Sequence Modeling¶
The sequence module predicts NADPH responsiveness directly from protein sequences.
ESM2 Model Flexibility
Any ESM2 protein model from Facebook/Meta on HuggingFace
can be used (e.g., facebook/esm2_t6_8M_UR50D through facebook/esm2_t48_15B_UR50D).
The most basic model (esm2_t6_8M_UR50D) was used during development due to
GPU resource constraints. Testing was performed on a Tesla T4 (16 GB VRAM).

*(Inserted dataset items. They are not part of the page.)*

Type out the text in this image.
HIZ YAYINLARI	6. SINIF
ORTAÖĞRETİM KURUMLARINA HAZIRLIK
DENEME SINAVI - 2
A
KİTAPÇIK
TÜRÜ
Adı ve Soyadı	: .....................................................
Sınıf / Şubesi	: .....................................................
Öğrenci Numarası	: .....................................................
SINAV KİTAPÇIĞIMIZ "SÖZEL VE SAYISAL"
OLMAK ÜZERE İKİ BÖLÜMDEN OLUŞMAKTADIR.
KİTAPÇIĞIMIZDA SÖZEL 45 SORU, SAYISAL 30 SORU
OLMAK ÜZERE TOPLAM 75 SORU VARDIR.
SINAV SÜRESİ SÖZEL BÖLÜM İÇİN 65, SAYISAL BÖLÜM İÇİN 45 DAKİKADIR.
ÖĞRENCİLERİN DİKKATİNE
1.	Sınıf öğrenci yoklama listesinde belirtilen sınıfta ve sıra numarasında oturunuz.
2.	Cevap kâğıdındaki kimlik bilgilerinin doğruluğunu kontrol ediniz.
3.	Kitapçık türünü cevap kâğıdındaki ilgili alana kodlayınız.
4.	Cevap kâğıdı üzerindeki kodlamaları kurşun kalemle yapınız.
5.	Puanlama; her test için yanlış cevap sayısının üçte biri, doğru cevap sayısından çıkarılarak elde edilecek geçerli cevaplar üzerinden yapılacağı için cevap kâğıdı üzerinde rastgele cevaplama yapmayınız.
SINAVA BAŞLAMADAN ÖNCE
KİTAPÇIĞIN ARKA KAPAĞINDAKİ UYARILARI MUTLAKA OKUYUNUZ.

Larger models will require more VRAM — scale your model selection accordingly
via config.yaml.
Backbone¶
- ESM-2 protein language model
- Pretrained on large protein sequence corpora
Training modes¶
- Pooled embeddings (fast)
- Residue representations (interpretability)
- Token-level training (full fine-tuning)
Architecture¶
- Attention pooling over residues
- Fully connected prediction head
- Supports classification and regression
Training features¶
- Focal loss for class imbalance
- Gradient accumulation for memory efficiency
- Mixed precision for speed
Labels¶
Derived from experimental data:
- Classification: strong vs weak responders
- Regression: transformed EC50 or NSS
Interpretation¶
The model learns sequence patterns associated with NADPH sensitivity, enabling prediction for unseen proteins.
This connects sequence information to biochemical behavior.